Wani bangkit dari duduknya, berdiri terisak di hadapan lelaki itu dengan merapatkan kedua tangannya. "Bawa aku ke masa lalu, bawa aku kembali ke masa itu. Aku mohon, aku rindu kekasihku, aku hanya rindu."

"Sudahlah jangan seperti anak kecil."

"Aku sadar, banyak hal yang tidak aku miliki. Kekurangan dan kelemahan yang lekat dengan diriku ini, tapi mohon jangan perlakukan aku begini." Tak terbendung lagi, air matanya tumpah. "Kamu tidak pernah membantuku memahamimu. Aku rindu kita yang dulu, saling meminta dan memberi maaf tak pandang masa, saling membuka hati, bertukar isi kepala.”

Lelaki itu bergeming.

“Cinta tidak selesai hanya sampai kau menyatakannya. Aku sudah hidup di dalam ruang yang kamu buatkan, lalu kenapa kini aku merasa sendiri di sana. Kamu teramat dingin, lebih gigil dari pucuk-pucuk di pagi hari. Apa yang salah dengan kita? Bantu aku menjawabnya ... jika kau masih ada di sana." Beranjak Wani dari tempat itu, setidaknya lega hatinya telah tertumpahkan bersama deraian yang kian deras menemani langkah.

"Sayang ...," panggil Bait.

Wani menghentikan langkah.

"Maafkan aku,” lirih Bait.

"Sesekali kunjungilah ingatanmu tentang kita.
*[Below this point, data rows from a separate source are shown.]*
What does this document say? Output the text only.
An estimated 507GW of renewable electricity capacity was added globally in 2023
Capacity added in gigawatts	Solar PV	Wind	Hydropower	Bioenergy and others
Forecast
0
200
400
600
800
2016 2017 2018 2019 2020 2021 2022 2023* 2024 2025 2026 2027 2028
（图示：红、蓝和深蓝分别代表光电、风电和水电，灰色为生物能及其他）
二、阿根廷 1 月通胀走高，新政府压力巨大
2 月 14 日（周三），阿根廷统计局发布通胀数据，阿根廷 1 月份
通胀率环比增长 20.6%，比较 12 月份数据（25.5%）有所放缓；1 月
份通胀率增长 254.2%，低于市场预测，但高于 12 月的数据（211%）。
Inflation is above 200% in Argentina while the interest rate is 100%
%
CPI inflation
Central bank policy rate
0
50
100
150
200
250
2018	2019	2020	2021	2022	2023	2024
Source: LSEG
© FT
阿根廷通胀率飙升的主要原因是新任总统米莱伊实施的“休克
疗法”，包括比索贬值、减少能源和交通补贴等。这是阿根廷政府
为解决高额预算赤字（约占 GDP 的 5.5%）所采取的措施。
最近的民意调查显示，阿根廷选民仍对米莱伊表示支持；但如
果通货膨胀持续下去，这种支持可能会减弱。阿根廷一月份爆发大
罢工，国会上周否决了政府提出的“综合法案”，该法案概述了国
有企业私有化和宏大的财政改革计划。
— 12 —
Bagaimana dulu saling berusaha membuat satu sama lain percaya lagi cinta, dan bahwa kita dan rasa itu nyata. Namun, jika ... sudah tidak ada lagi, sudahi aku dengan jantan seperti saat kamu memintaku menemani hidupmu. Jangan jadi pecundang dengan membiarkanku menerka-nerka keadaan," ungkap Wani dengan tanpa berbalik arah.

Melangkah mendekat, Bait mendekap gadis itu dari belakang.

Luluh, Wani membalikkan tubuh, memeluk erat dan membasahi bahu Bait dengan air matanya yang hangat. "Beritahu, apa yang hati kecilmu mau. Aku pun ingin selalu menjadi yang paling memahamimu. Jika bersamaku tidak membahagiakanmu, jujur pada hatimu, juga padaku. Jangan biarkan aku berjuang sendiri, aku membutuhkanmu di sini,” bisiknya.

Cinta, tidak pernah menjamin bisa membuat hidupmu selalu berjalan indah. Namun, terkadang justru pahit juga asamnya hidup akan terasa indah sebab adanya cinta. Kita yang membukakan pintu saat ada yang mengetuknya. Hanya bisa memegang kata, sungguh-sungguh jawabnya saat kita bertanya ia datang untuk apa.


Cirebon, 20 Juli 2019.

SIAPA IBU KITA, NAK?




"Nina bobo, oh Nina bobo ... kalau tidak bobo ...." Nyanyian kuhentikan. Damai wajah bocah kecil itu pulas tertidur berbantalkan lenganku yang kekar.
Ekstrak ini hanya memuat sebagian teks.